До Чанба они добрались, когда уже совсем стемнело. Антон пру раз ошибся калитками, затем нашел-таки нужный дом и, оставив Наташу под деревом, сходил на разведку. Во дворе было тихо, в хозяйском доме работал телевизор, а в каморке напротив играли в карты. Двери были открыты, и оттуда то и дело раздавались смех и громкие возгласы: "Без двух… кто играет семь бубен…"
Антон вернулся к калитке, позвал Наташу, и они быстро прошмыгнули к нему в комнату.
— Я не буду включать свет, — сказал он.
— Не надо, — игриво ответила Наташа. — Я знаю, как выглядит этот клоповник. Лучше не видеть. А где тут можно сесть? Посади меня, Антон, а то я упаду. — Она обхватила его шею руками и зашептала: — Вот видишь, я уже падаю.
— Вот сюда, — прошептал Антон, — здесь кровать.
— О кровать, мечта моя, кровать, — пропела Наташа. — Ты знаешь, я хочу тебя, но борюсь с собой и буду бороться до последнего. Ты понял, до последнего.
— Борись, борись, — усаживая её, ответил Антон.
Наташа отцепила руки и затихла, а Антон повалился спиной на кровать и через некоторое время пробормотал:
— Я полежу немного, отдохну…
— Что? — удивилась Наташа. — Ты бросил меня на самом краю это поганой больничной койки?
— Больничной? — рассеянно проговорил Антон. — Почему больничной? — Он закрыл глаза и почувствовал, как уносится куда-то в чернильную темень, из глубины которой, словно из трубы, до него едва-едва доносился голос Наташи:
— Предатель! Наркоман! Затащил меня в свою халупу и бросил одну в темноте.

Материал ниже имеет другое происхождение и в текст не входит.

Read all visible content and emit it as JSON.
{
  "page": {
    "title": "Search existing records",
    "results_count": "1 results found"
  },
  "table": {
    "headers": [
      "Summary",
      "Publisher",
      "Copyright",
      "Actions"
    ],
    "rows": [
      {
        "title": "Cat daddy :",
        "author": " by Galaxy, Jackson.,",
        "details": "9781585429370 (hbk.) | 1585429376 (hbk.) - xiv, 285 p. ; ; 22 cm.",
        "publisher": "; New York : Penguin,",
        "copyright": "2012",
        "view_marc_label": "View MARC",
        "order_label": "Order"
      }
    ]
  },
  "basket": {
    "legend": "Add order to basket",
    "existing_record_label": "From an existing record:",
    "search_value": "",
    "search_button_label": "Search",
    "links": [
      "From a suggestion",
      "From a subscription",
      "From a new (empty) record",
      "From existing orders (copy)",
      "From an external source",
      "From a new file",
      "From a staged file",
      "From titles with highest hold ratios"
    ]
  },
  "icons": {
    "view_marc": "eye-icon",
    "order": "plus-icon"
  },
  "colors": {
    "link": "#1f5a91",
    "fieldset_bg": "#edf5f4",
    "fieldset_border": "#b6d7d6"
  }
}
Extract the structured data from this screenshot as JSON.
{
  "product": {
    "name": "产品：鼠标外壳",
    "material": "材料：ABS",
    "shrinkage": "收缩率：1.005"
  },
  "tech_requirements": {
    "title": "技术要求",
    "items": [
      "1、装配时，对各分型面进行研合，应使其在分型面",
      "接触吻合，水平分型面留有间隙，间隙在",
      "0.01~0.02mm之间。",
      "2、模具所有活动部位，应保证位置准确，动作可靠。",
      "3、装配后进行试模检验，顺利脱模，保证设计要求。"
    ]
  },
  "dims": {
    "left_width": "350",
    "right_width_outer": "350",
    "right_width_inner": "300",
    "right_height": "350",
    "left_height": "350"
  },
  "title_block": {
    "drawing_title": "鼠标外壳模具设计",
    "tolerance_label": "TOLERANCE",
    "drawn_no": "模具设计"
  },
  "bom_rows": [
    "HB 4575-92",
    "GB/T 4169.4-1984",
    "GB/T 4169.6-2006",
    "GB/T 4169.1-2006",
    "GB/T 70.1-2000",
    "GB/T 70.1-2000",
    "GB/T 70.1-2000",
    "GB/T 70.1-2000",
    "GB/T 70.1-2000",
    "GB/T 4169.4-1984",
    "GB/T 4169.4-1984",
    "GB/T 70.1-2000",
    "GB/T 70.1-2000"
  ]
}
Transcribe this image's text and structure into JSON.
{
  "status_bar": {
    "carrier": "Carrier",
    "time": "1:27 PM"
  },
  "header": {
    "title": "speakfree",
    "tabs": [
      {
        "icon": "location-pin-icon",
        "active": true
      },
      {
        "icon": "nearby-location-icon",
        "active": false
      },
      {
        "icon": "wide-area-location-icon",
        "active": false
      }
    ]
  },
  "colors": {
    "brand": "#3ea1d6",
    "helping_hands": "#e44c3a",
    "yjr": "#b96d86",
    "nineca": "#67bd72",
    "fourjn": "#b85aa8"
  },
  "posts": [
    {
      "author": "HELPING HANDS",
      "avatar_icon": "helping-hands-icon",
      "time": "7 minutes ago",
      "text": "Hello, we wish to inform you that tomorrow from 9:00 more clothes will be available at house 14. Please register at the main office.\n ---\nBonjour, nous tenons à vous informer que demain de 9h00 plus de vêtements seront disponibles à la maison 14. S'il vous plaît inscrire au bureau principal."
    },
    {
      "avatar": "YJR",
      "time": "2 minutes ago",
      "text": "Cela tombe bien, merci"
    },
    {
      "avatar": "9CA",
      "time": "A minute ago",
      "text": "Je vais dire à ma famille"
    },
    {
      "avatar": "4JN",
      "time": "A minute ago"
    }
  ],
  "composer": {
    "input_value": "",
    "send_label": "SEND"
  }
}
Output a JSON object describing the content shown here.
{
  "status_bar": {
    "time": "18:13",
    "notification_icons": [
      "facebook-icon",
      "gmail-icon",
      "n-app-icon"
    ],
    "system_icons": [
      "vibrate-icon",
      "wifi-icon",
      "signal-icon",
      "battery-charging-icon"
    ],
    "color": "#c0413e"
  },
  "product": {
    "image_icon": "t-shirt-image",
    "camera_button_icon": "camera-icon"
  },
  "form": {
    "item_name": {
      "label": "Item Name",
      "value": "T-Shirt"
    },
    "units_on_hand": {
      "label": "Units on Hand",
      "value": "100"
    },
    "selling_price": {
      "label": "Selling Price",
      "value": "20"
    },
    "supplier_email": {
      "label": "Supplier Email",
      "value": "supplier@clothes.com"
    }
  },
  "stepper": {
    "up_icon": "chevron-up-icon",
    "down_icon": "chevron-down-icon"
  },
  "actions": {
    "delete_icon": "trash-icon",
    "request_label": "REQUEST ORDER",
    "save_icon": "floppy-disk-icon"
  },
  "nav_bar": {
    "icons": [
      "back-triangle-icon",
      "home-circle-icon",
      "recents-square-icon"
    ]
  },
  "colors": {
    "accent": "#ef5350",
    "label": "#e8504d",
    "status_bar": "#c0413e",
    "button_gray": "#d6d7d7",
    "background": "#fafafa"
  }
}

Он почувствовал, как кто-то толкает его в бок, пристраивается рядом. Затем на грудь ему легла чья-то голова, и он машинально принялся гладить эту голову. Неожиданно в неопределенном далеке, в беспросветной темени, он увидел белую точку, которая быстро увеличивалась в размерах. Вскоре Антон сумел разглядеть в этой точке женскую фигуру. Затем она приобрела знакомые очертания, а ещё через некоторое время он увидел, что это Лена. Она летела к нему навстречу сквозь черный бездонный космос, широко раскинув в разные стороны руки и ноги, и медленно кружилась, словно крылья мельницы. Антон едва успел схватить её за руку, и, остановив друг друга, они ещё долго кружились, пока Антон не привлек Лену к себе. Он обнял её, и Лена, как когда-то, прильнула щекой к его груди.
— Ты спишь? — спросила она.
— Нет, что ты! — встрепенулся он. — Я приехал сюда, чтобы найти тебя.
— Правда? — услышал он. — Повтори это ещё раз.
— Я приехал сюда, чтобы найти тебя, — повторил Антон. — Посмотри, я снова в белом смокинге. Посмотри на меня. Я снова такой, каким был, когда мы с тобой познакомились.
— Ты сильно поседел, — сказала она, — и смокинг твой совсем не белый.
— Да, он немножко грязный, — ответил Антон. — Это я упал. Это ерунда. Главное, я нашел тебя, Леночка.
— Кого ты нашел, Сережа? Я не Леночка. — Наташа приподняла голову и провела ладонью по лицу Антона. — Сережа, ты спишь?
Очнувшись от забытья, Антон открыл глаза и хрипло спросил:
— Кто здесь?
— Господи, — проговорила Наташа и села на кровати. — Я уже почти уснула. Это я, Антон.
— Наташа? — вспомнил он. — Я тоже уснул. А кто такой Сережа? Я слышал, ты звала меня Сережей.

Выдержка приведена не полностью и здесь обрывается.